Bu varsayılan maruz kalma, birincil kusurun dışarıdan biri tarafından istismar edilebileceği anlamına gelir ve bu da tüm durumu son derece ciddi hale getirir. Ayrıca JFrog araştırmacıları, Windows’ta bunun, bir saldırganın neredeyse her komutu çalıştırabileceği rastgele işletim sistemi komutlarının yürütülmesine yol açabileceğini kanıtladı.
Blog yazarı ve JFrog’un Kıdemli Güvenlik Araştırmacısı Or Peles, Hackread.com’a şunları söyledi: “Bu sıfır gün güvenlik açığı, kullanım kolaylığı ve muazzam saldırı yüzeyi nedeniyle özellikle tehlikelidir. Ayrıca üçüncü taraf kodlarında gizlenen kritik riskleri de açığa çıkarır.”
Anında Çözümler Mevcuttur
React Native projelerine CLI’nin savunmasız bir sürümünü kullanarak başlayan ve geliştirme sunucusunu npm start veya npx react-native start gibi komutlarla çalıştıran geliştiriciler risk altındadır. İyi haber şu ki Meta’nın güvenlik ekibi olaya hızlı bir şekilde yanıt verdi. Sorun, etkilenen sunucu API paketinin 20.0.0 ve üzeri sürümlerinde düzeltilmiştir.

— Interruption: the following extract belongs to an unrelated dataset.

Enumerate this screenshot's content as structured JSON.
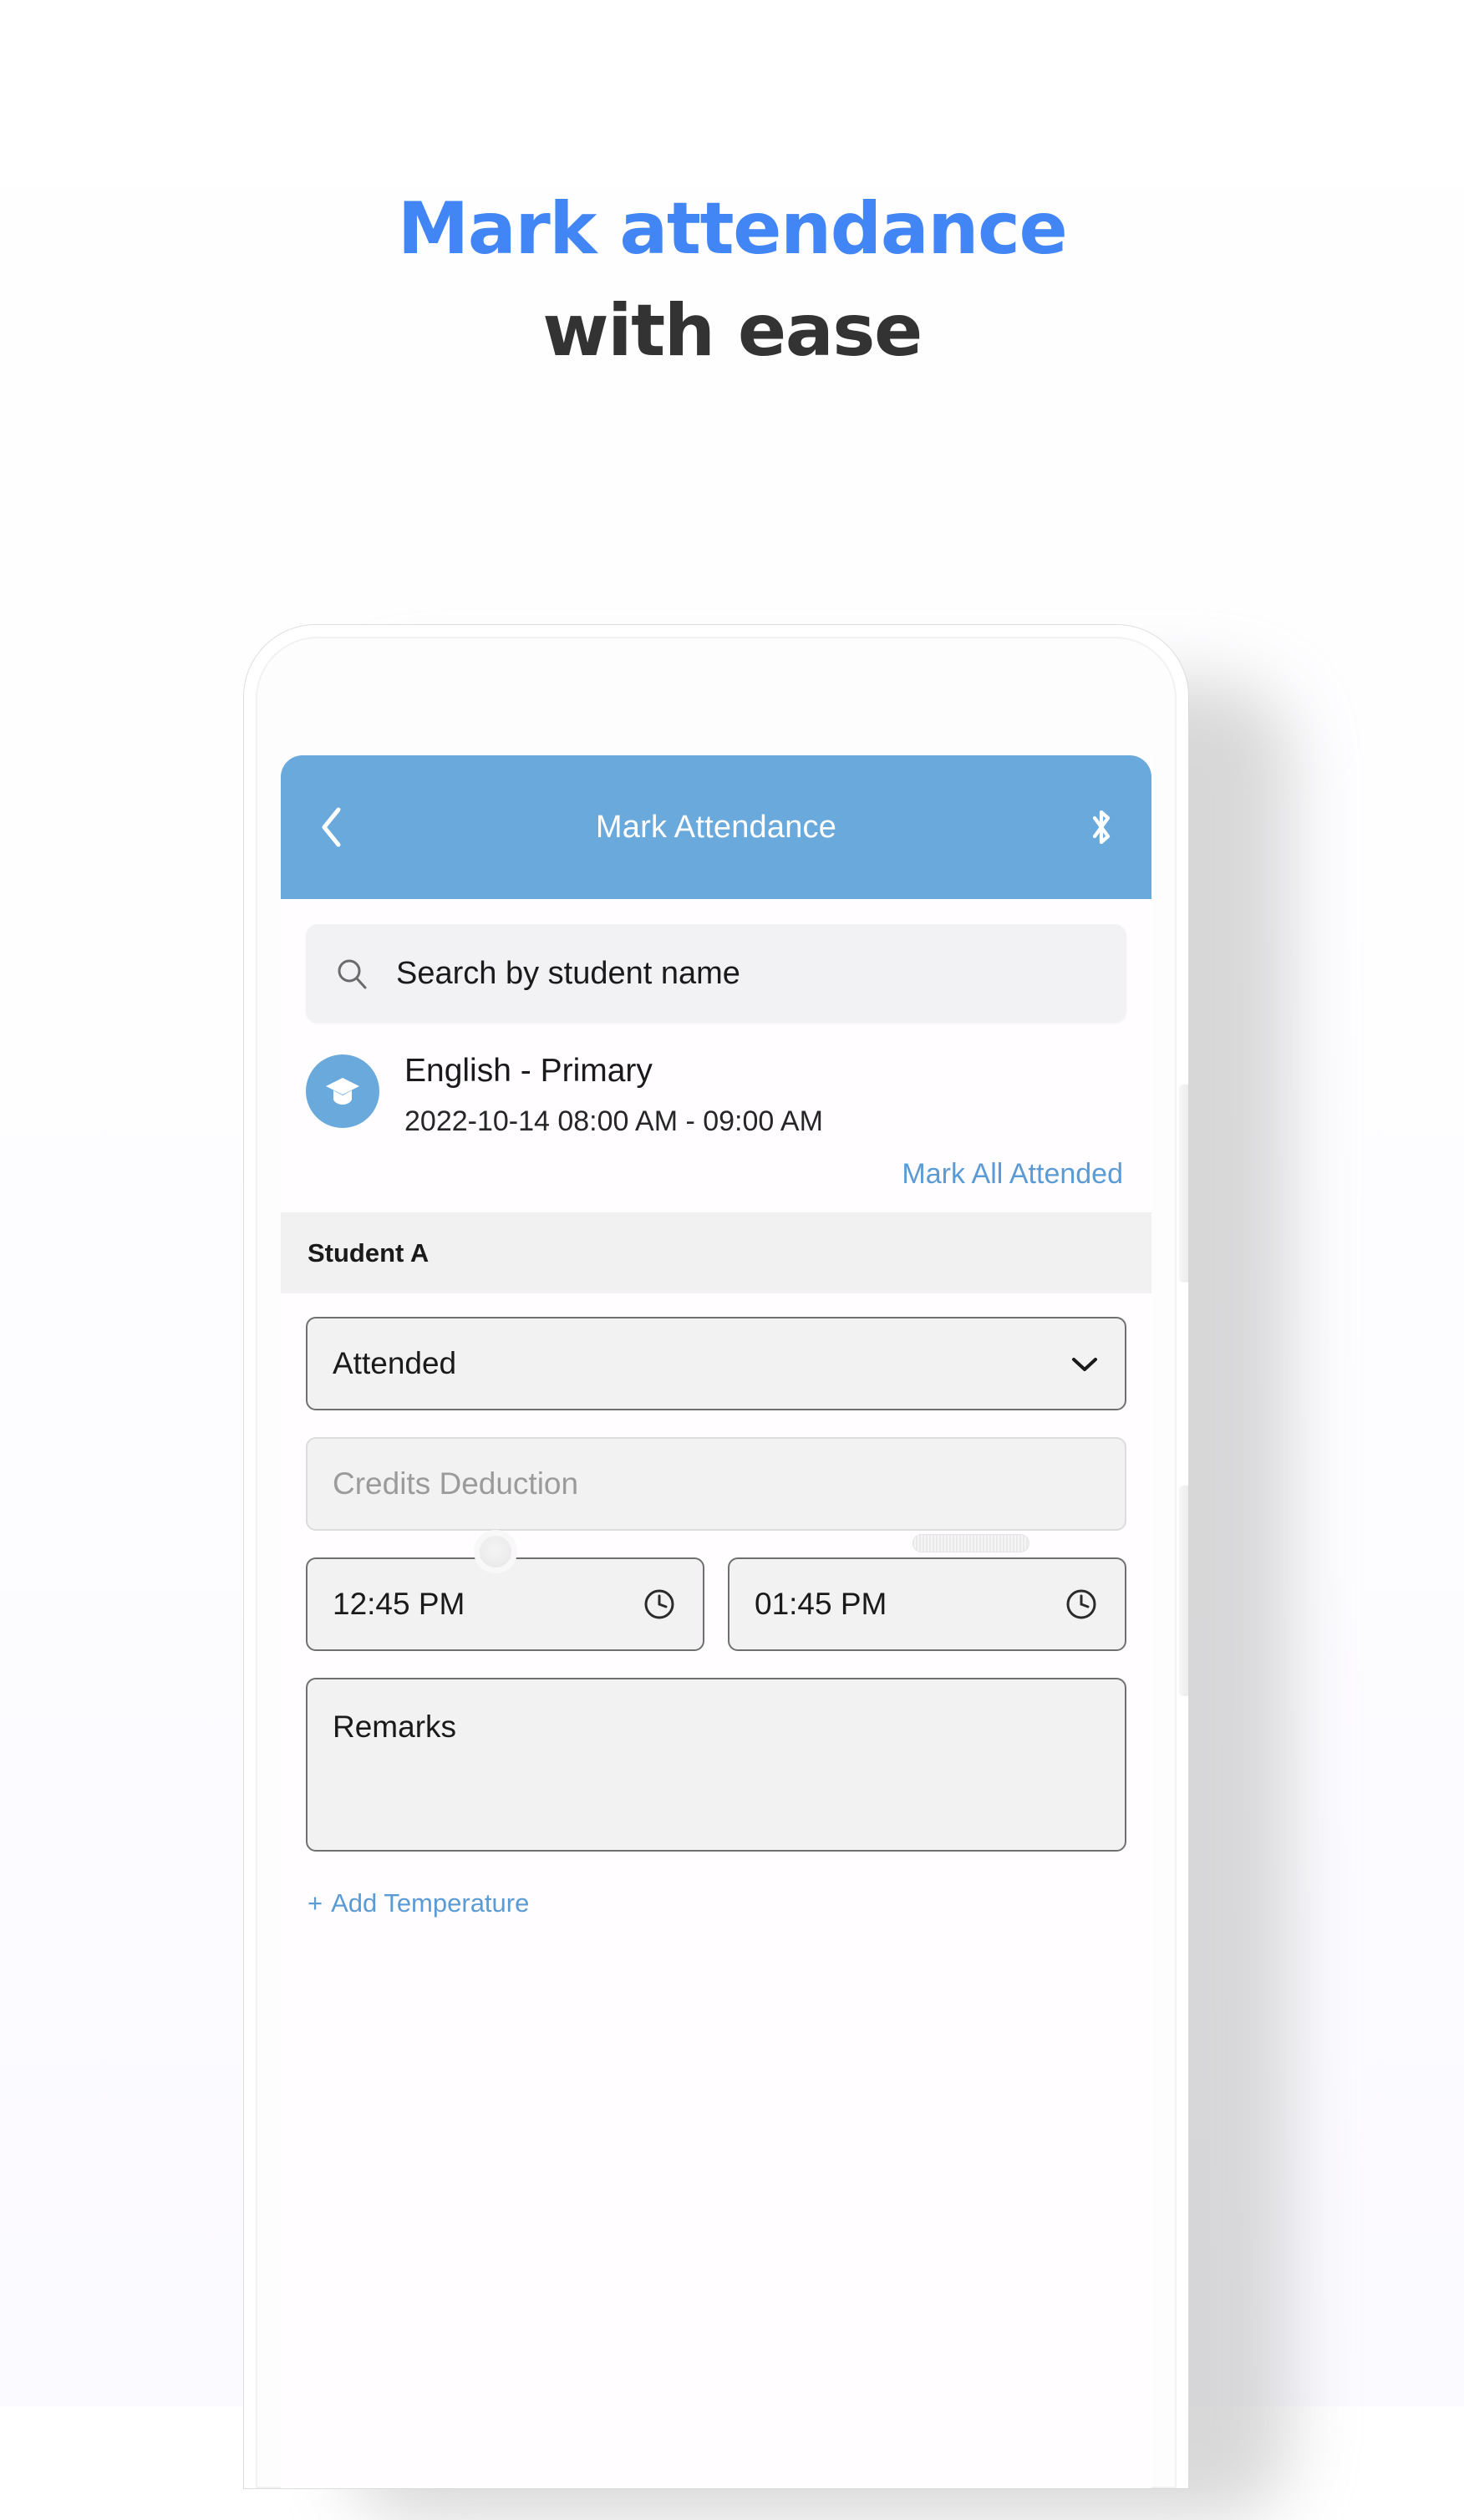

Araştırmacılar, geliştiricileri @react-native-community/cli-server-api’yi derhal 20.0.0 veya daha yeni bir sürüme güncellemeye çağırıyor. Güncelleme hemen mümkün değilse geçici bir çözüm, geliştirme sunucusunu yalnızca başlatma komutlarına –Host 127.0.0.1 işaretini ekleyerek yerel makineye açıkça bağlamaktır (örneğin, npx react-native start –Host 127.0.0.1).
Sonuçta bu keşif, özellikle üçüncü taraflarca geliştirilen kod kullanıldığında, yazılımda basit güvenlik kusurlarının bile hala mevcut olabileceğini gösteriyor. JFrog araştırmacıları, bulguları değerlendirerek “kolayca istismar edilebilecek bu kusurların üretime geçmeden önce engellenmesi için güvenli kodlama uygulamalarının ve otomatik güvenlik taramasının gerekli olduğunu” belirtti.